Well, honestly, I'd say it is MORE accurate in terms of adventures. Settings I don't find are too heavily system dependent, but 4e does really TRY to get out of your way there at least. I think that some more unusual setting concepts could work with 4e. For instance I built a "medieval romance" setting. It works QUITE well. 4e mechanics support it nicely, no need for out-of-genre healbots or blaster wizards running around. PCs can be nice bands of knights, etc. I won't say there aren't some games made specifically for this genre, but 4e has better core mechanics than things like Pendragon for sure.

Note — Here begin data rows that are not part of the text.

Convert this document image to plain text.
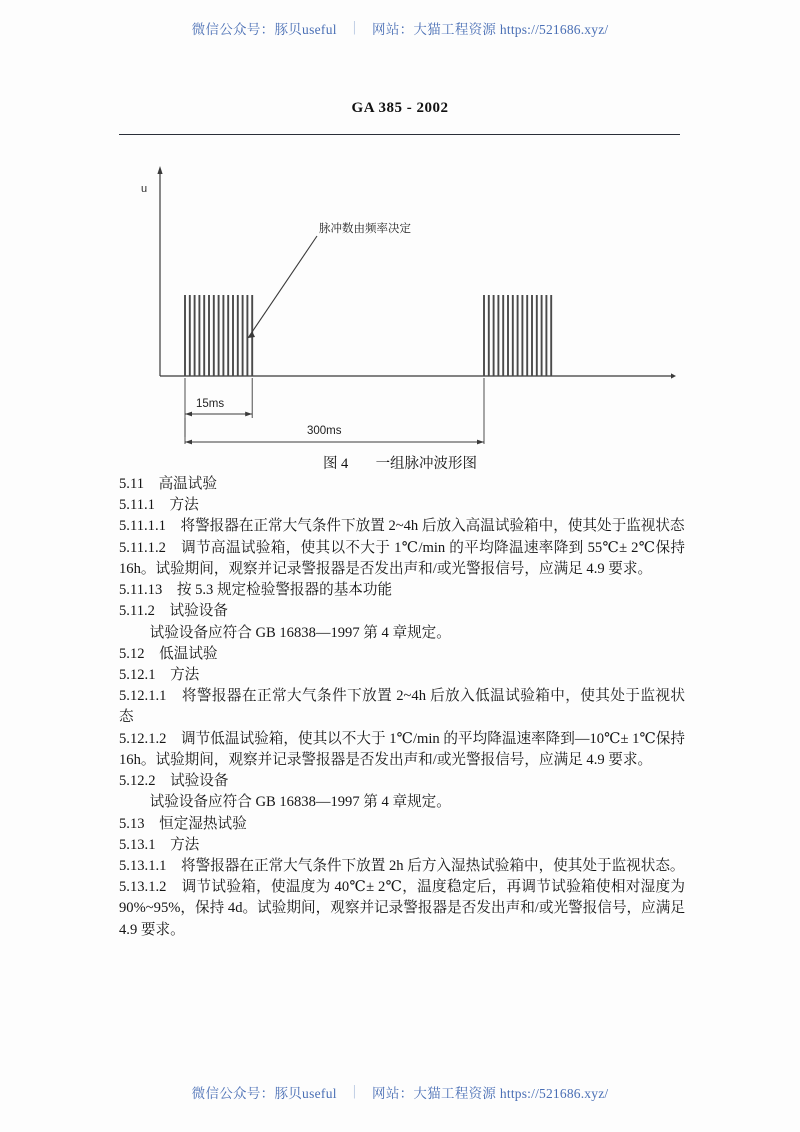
微信公众号：豚贝useful ｜ 网站：大猫工程资源 https://521686.xyz/
GA 385 - 2002
u
脉冲数由频率决定
15ms
300ms
图 4 一组脉冲波形图

5.11　高温试验

5.11.1　方法

5.11.1.1　将警报器在正常大气条件下放置 2~4h 后放入高温试验箱中，使其处于监视状态

5.11.1.2　调节高温试验箱，使其以不大于 1℃/min 的平均降温速率降到 55℃± 2℃保持 16h。试验期间，观察并记录警报器是否发出声和/或光警报信号，应满足 4.9 要求。

5.11.13　按 5.3 规定检验警报器的基本功能

5.11.2　试验设备

试验设备应符合 GB 16838—1997 第 4 章规定。

5.12　低温试验

5.12.1　方法

5.12.1.1　将警报器在正常大气条件下放置 2~4h 后放入低温试验箱中，使其处于监视状态

5.12.1.2　调节低温试验箱，使其以不大于 1℃/min 的平均降温速率降到—10℃± 1℃保持 16h。试验期间，观察并记录警报器是否发出声和/或光警报信号，应满足 4.9 要求。

5.12.2　试验设备

试验设备应符合 GB 16838—1997 第 4 章规定。

5.13　恒定湿热试验

5.13.1　方法

5.13.1.1　将警报器在正常大气条件下放置 2h 后方入湿热试验箱中，使其处于监视状态。

5.13.1.2　调节试验箱，使温度为 40℃± 2℃，温度稳定后，再调节试验箱使相对湿度为 90%~95%，保持 4d。试验期间，观察并记录警报器是否发出声和/或光警报信号，应满足 4.9 要求。

微信公众号：豚贝useful ｜ 网站：大猫工程资源 https://521686.xyz/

As for ADVENTURES. Gawd where do I start! A good 4e adventure to me should read like an action adventure movie. Stuff should be BIGGER THAN LIFE, lots bigger! Not absurd, but big and bold and cut in straightforward chunks. Fighting your way through a maze of underground rooms? Bleh, KotS was the least appropriate adventure ever made for a game system. Not the worst, but the most ridiculously badly suited. The situation hasn't improved. Now and then there was an adventure on DDI that seemed to manage to "get it", at least halfway.
The werewolf adventure that came out a few months back there wasn't bad, it didn't get stuck in a single spot and the bad guys were decent. It still didn't quite hit it with the environment though.
My adventures are filled with collapsing mines, rides on minecarts, explosions, floods, unstoppable death traps, rapid reversals, falling, sliding, running, jumping, flying, falling, god make it MOOOOOVVVVVVEEEEEEE. Every time some PC fails a skill check, they create a new cool complication and hang by just that much more of a thread. Your fate isn't to be threatened by some orc, bleh! (yeah, they're A threat, but more to make there be threats to contrast the real threats to). No, the threat to your character is to fall into the hideous pit of darkness, to be experimented on by the mad mage, to have the gem of madness grafted to your forehead so you will be enslaved to the evil god. Those are THREATS. Defeating that is cool. lol.
And we have a system that does it so well because you have such great rules for doing any wacky thing, so nice and transparent and logically complete yet open-ended. Characters are durable enough that the players will take the big risks, survive the bumps and bruises, and manage to hang on by a thread, burn an AP, pull a Second Wind, whip out a daily and claw their way back from the brink.
No, 4e is just basically utterly untapped. Not even close. Pathetic really.
You make it sound as if 4e is homework without DDI. Okay, it is verging on crazy with all the add-ons like backgrounds and themes.

And I'm sure it will be tougher to find 4e groups in a couple years.
But I never had DDI...even before I discovered the C4 compilation-clone. And none of the players who I've introduced to 4e use the CB to make characters. Oh, and I also write most of the monsters I DM.
So I'll probably end up at least borrowing a 5e PHB to try the game at some point, but unless something unexpected happens I'll be happily DMing 4e all the same.
Well, maybe I'm spoiled, lol. Still, having DDI access roughly halves the prep time for my games. I just tend to do very little original monster design anymore, which was always the big time suck (it was of course NPCs back in the pre-4e days, but...). Of course it is still easier than previous e's. I just don't have masses of time and energy these days for the more trivial stuff. I want to spend my time on adventure ideas and campaign concepts, and noodling away on my homebrew setting.